Alan Murrin, Lucy Caldwell and Sarah Crossan at Waterstones TCR

Alan Murrin, Lucy Caldwell and Sarah Crossan at Waterstones TCR

Join us to celebrate Alan Murrin, Lucy Caldwell and Sophie Crossan upcoming books! With Erica Wagner hosting this marvellous event.

By Waterstones

Date and time

Starts on Tue, 14 May 2024 19:00 GMT+1

Location

Waterstones

19-21 Tottenham Court Road London W1T 1BJ United Kingdom

Refund Policy

No Refunds

About this event

THE COAST ROAD

It’s 1994 in County Donegal, Ireland, and everyone is talking about Colette Crowley – the writer, the bohemian, the woman who left her husband and sons to pursue a relationship with a married man in Dublin. But now Colette is back, and nobody knows why. Returning to the community to try and reclaim her old life, Colette quickly learns that they are unwilling to give it back to her.


Alan Murrin is an Irish fiction writer.The Coast Road’ is his debut novel, but he has gained critical acclaim through his short stories. In 2021 he was the winner of the Bournemouth Writing Prize for his short story The Wake’, which went on to be shortlisted for short story of the year at the Irish Book Awards and was published in the collection Waves of Change’. In 2023 he was awarded an Irish Arts Council Next Generation Award. He is a graduate of the prose fiction masters at the University of East Anglia. His work was featured as part of the New Irish Writing series in the Irish Independent.


OPENINGS

From a passionate affair in Blitz-era London, to a highly charged Christmas party in Belfast, to a trip to Marrakech which could form a new family, the thirteen striking stories of ‘Openings’ pulse with possibility and illuminate those fleeting but recognisable moments of heartbreak and hope that can change the course of a life.

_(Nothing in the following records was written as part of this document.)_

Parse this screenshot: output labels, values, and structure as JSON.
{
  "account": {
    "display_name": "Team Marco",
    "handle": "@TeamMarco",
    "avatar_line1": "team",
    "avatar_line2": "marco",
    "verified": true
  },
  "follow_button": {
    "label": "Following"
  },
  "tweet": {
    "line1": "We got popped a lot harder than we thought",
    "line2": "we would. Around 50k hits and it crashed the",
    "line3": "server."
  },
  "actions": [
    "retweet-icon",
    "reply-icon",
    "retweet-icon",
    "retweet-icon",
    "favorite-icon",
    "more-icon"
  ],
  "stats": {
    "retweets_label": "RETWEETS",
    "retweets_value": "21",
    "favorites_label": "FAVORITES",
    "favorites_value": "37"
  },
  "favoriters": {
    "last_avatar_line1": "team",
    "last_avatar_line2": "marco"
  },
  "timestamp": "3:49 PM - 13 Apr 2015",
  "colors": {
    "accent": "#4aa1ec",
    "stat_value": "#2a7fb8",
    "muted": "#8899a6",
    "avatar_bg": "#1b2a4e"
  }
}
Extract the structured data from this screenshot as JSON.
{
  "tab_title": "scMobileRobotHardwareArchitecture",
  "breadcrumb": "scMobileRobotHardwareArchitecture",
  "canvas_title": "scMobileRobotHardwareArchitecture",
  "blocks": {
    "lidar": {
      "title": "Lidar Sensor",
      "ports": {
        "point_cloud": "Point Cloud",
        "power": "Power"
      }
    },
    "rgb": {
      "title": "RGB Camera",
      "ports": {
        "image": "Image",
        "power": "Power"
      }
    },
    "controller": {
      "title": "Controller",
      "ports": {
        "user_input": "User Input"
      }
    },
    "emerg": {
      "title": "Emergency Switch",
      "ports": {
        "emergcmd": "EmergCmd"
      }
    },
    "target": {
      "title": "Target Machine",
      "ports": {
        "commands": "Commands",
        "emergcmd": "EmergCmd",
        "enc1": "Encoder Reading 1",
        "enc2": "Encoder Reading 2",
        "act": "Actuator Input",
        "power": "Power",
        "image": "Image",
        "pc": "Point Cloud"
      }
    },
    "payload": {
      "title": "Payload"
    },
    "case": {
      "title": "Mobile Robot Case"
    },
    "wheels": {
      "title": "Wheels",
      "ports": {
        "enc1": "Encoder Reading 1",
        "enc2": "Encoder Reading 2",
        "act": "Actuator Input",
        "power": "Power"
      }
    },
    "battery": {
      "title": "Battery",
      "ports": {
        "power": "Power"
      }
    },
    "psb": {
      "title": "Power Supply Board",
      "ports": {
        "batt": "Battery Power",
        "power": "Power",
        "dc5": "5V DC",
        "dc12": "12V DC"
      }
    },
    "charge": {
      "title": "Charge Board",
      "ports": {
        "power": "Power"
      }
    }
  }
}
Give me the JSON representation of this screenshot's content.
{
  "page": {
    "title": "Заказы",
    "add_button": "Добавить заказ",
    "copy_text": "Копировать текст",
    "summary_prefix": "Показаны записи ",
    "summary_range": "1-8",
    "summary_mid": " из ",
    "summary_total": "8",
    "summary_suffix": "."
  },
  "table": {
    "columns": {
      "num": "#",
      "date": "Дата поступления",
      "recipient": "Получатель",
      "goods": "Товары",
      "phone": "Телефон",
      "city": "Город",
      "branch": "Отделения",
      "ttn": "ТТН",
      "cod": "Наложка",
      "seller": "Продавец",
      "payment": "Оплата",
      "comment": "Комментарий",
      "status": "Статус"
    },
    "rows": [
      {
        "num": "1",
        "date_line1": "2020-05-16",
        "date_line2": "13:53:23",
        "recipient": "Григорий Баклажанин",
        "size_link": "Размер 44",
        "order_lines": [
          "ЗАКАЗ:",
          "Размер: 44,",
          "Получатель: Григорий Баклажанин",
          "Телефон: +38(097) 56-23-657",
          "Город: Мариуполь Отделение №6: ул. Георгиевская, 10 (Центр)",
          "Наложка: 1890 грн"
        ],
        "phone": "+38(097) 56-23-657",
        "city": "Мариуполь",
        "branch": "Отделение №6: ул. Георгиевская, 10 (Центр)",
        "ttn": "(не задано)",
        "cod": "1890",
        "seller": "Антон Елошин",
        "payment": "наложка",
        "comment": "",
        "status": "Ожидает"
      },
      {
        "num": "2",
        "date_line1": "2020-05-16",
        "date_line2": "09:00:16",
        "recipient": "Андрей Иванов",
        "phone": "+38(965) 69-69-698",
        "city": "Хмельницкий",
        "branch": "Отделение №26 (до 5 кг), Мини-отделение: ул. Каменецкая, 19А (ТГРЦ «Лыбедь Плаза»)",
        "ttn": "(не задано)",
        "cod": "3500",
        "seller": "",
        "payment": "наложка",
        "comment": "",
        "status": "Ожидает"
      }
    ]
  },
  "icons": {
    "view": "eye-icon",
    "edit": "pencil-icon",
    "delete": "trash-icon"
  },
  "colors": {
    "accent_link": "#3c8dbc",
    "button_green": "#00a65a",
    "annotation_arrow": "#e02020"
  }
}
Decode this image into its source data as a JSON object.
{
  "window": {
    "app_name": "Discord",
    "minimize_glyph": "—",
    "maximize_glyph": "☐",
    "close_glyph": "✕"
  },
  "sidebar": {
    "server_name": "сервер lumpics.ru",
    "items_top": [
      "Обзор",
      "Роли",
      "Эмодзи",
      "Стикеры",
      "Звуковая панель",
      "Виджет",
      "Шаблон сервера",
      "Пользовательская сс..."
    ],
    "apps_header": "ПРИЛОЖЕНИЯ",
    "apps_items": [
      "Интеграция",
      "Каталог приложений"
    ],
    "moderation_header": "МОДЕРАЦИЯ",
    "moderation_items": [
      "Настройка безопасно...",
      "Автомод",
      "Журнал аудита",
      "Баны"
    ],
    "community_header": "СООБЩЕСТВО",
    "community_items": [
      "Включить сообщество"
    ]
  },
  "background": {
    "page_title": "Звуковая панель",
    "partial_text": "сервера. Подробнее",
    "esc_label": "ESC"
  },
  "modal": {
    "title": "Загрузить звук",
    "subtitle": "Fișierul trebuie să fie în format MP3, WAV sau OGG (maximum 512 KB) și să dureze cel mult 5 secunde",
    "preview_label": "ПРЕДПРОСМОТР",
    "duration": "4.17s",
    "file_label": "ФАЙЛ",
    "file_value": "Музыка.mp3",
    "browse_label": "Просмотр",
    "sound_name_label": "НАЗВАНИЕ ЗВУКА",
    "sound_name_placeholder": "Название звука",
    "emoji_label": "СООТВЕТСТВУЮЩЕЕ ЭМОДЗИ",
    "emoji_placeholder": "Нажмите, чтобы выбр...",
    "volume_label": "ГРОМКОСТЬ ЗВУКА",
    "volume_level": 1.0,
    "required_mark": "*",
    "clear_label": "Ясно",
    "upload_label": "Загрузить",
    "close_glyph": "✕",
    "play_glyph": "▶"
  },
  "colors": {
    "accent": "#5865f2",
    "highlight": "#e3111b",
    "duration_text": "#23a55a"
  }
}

Lucy Caldwell was born in Belfast in 1981. She is the author of four novels, several stage plays and radio dramas, and two previous collections of short stories:’Multitudes’ and ‘Intimacies’. She won the BBC National Short Story Award in 2021 for ‘All the People Were Mean and Bad'. Other awards include the Rooney Prize for Irish Literature, the George Devine Award, the Dylan Thomas Prize – for her novel ‘The Meeting Point’ – and a Major Individual Artist Award from the Arts Council of Northern Ireland. She is the winner of the 2022 E. M. Forster Award. Lucy was elected a Fellow of the Royal Society of Literature in 2018 and in 2019 she was the editor of ‘Being Various: New Irish Short Stories.’



HEY, ZOEY

Imagine discovering an animatronic sex doll hidden in the garage. What would you do? Dolores initially does nothing. She assumes the doll belongs to her husband, David, and their relationship is already strained. They’re not young, they’re not old; they have no children, they keep up with the markers of being middle class and Dolores is well versed in keeping men’s secrets.


Sarah Crossan grew up in Dublin and emigrated to the U.K. when she was six years old, later studying at The University of Warwick and The University of Cambridge. Sarah’s novels ‘The Weight of Water’, ‘Apple’ and ‘Rain’ were twice shortlisted for the CILIP Carnegie Medal and the CBI Book of the Year and in 2016, Sarah won the CILIP Carnegie Medal and CBI Book of the Year as well as the YA Book Prize, the CLiPPA Poetry Award, and many other awards for her novel, ‘One’, a novel in verse about a set of conjoined twins. Sarah’s novels have been translated into more than twenty languages and her debut, ‘The Weight of Water’, has been adapted for the stage four times. Several of her books have been optioned for film and TV.